There’s no bigger stage than Special Olympics World Games.
It’s a level of competition achieved only through hard work, dedicated training, progressive competition, and good fortune. But you might wonder how we select athletes for this honor. After all, there are over 68,000 athletes and Unified partners across New York, but only a handful of World Games spots. So how do we make our final decisions?
Special Olympics has developed a set of rules that govern advancement and the selection process. Our General Rules for athlete advancement are grounded in this fundamental principle: Athletes of all ability levels have an equal opportunity to advance to the next higher level of competition. Each program is bound to fulfill these principles.
Advancement begins with allocations, which are essentially the number of World Games spots available to New York athletes or teams. In addition to quantity, allocations are further defined by gender and competitive ability.
Next, we must select athletes in accordance with formalized Criteria for Advancement as defined by the Special Olympics General Rules, Article 3, section 3.06(e). This boils down to a few key factors:
Eligibility – To be considered eligible, athletes must have participated at the previous level of competition prior to advancing to the next higher level. Athletes or teams may not be barred from advancement or omitted from the draw based on prior competition or advancement experience.
Non-Athletic Considerations – We also evaluate allocations based on medical, behavioral, and judicial consideration. We want to ensure our athletes will benefit from their experience. If, for example, an athlete requires more travel support than we can reasonably provide, we would be less likely to send that athlete to World Games.
Performance – Priority is given to all first-place finishers from all divisions of the specific sport/event in consideration. We are required to do the same with second, then third-place finishers and so on until we have filled our allocations. If the number of eligible athletes and or teams exceeds the quota, athletes and teams are selected by random draw.
Your next question might be this: “If only medal winners are eligible, how can each athlete get an equitable chance to advance to the next level of competition?”
The answer to this question is at the heart of our organization’s credibility. Special Olympics Divisioning Rules ensure equitable competition for all athletes at all skill levels. At every competition, athletes are separated into heats of three to eight competitors, having been divided by gender, age, and ability (with ability being the most important consideration). All athletes are evaluated through qualifying scores and/or preliminary rounds, and are paired in a division of equally skilled and capable opponents. Therefore all award-winning athletes from all divisions have an equal chance of selection for advancement.
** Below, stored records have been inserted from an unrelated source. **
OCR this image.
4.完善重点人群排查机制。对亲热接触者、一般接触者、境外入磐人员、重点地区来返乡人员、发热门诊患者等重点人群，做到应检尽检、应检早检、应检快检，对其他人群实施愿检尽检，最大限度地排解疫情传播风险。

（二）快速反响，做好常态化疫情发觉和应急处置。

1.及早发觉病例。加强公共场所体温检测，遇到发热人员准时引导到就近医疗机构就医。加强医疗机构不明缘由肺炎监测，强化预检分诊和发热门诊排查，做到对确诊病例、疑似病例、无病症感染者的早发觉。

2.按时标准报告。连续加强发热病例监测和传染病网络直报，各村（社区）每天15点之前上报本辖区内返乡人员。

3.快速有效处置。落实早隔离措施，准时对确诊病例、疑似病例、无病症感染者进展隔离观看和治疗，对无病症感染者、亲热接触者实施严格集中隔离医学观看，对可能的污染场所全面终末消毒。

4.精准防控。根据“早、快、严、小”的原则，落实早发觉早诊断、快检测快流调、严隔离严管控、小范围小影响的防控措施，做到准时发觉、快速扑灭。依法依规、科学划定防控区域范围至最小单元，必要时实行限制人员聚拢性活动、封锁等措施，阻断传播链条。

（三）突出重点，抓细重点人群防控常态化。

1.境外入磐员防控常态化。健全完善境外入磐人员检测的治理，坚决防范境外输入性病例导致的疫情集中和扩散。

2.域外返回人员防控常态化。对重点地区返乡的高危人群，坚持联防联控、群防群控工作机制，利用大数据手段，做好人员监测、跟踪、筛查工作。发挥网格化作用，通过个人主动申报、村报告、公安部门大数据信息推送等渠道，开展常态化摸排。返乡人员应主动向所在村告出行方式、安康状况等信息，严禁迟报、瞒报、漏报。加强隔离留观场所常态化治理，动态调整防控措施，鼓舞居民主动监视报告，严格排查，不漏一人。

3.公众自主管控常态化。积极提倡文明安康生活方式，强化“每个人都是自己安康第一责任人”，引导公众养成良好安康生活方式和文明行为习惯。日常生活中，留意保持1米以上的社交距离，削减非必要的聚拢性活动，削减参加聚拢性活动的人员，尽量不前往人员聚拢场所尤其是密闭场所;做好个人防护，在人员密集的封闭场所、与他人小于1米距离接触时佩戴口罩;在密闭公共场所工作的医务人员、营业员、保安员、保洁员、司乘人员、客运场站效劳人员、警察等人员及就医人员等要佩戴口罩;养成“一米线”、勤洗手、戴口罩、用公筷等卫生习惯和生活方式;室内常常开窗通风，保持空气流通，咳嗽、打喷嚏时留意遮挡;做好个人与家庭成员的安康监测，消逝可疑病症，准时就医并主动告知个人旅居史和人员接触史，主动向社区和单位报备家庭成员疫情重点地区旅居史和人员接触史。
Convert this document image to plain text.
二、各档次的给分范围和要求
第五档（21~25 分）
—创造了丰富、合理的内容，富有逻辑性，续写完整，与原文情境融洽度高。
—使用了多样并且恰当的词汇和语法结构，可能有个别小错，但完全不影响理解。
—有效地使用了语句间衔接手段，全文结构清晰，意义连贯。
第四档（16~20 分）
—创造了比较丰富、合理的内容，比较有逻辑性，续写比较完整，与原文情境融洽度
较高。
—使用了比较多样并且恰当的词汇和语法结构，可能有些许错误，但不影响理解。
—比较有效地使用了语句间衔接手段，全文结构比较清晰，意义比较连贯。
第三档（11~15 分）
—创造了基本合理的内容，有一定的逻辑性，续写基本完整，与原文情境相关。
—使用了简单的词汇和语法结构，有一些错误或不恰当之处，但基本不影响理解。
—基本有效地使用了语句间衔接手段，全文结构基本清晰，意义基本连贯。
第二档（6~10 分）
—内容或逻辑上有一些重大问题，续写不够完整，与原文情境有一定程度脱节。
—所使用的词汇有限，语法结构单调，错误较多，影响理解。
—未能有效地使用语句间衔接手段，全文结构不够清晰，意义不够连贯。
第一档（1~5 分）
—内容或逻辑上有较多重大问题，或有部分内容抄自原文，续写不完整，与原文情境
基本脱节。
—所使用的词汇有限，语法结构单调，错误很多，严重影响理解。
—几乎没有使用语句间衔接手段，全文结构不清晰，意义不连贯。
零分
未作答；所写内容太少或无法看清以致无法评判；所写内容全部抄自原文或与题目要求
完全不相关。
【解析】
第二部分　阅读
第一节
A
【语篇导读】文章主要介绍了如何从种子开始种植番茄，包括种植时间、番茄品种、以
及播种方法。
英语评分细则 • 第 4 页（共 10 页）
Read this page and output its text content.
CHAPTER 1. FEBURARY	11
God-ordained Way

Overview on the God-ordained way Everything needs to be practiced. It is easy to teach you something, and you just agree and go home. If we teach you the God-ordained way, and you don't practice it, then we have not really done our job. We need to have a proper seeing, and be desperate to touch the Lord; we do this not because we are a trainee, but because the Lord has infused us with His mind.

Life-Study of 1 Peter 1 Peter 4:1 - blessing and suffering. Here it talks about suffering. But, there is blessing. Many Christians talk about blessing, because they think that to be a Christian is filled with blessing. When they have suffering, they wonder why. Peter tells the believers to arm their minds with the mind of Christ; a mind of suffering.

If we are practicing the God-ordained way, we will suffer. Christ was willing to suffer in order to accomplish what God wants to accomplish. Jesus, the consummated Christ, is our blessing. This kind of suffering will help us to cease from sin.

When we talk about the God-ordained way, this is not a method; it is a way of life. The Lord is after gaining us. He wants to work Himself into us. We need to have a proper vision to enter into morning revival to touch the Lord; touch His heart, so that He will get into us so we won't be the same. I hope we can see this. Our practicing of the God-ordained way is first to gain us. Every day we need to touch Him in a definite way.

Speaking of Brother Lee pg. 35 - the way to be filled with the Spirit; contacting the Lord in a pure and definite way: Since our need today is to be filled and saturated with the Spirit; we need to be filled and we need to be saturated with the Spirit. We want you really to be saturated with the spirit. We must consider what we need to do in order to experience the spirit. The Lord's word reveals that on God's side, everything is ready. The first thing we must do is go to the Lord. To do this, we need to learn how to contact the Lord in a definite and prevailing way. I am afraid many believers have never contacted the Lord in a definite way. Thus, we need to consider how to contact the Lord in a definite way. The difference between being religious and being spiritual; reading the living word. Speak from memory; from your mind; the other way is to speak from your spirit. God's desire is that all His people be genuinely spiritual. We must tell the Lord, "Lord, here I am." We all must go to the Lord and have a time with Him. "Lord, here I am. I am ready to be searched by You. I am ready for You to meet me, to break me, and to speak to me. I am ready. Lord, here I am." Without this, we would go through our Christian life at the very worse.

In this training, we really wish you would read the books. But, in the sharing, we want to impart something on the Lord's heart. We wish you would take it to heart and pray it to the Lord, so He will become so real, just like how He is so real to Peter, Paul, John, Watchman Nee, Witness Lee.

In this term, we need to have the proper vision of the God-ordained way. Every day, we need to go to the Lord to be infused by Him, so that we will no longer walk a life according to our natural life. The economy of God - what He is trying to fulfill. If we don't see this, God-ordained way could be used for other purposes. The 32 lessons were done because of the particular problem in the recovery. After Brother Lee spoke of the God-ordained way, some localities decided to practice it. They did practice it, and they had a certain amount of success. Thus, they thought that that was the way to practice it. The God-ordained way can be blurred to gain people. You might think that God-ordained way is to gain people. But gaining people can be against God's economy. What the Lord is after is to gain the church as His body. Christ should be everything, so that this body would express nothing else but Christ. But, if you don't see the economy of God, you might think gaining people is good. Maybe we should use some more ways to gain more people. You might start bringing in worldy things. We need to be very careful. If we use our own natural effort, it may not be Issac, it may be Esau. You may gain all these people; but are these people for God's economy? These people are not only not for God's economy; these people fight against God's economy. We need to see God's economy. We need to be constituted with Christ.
Our divisioning process is one-of-a-kind, designing by Special Olympics to create an even playing field for all athletes of all abilities. For an in-depth look at this process, see the video below:
An Example in Action
Imagine Special Olympics New York was granted a quota of one powerlifting athlete to join Team USA for the upcoming World Games. First we need to determine our eligible athletes. These eligible athletes will have competed in the previous State Summer Games for powerlifting and have placed first in their divisions. This imaginary pool may contain 25 powerlifters of varying skill and strength depending upon their divisions. The selection from this pool is randomly drawn with oversight from the Games Organizing Committee. The selected athlete is evaluated by a team of coaches, family, and committee members. Upon confirmation, our lucky and deserving athlete is recognized and advances to World Games.
The opportunity to travel to a far reaching land, immersion in an unfamiliar culture and bonding with people regardless of language or belief in the pursuit of sport in its purest form exemplifies the core principles of our Special Olympics movement. These experiences stretch far beyond the athletes who have had the privilege of World Games selection. Each of us involved in the movement is touched by this exchange.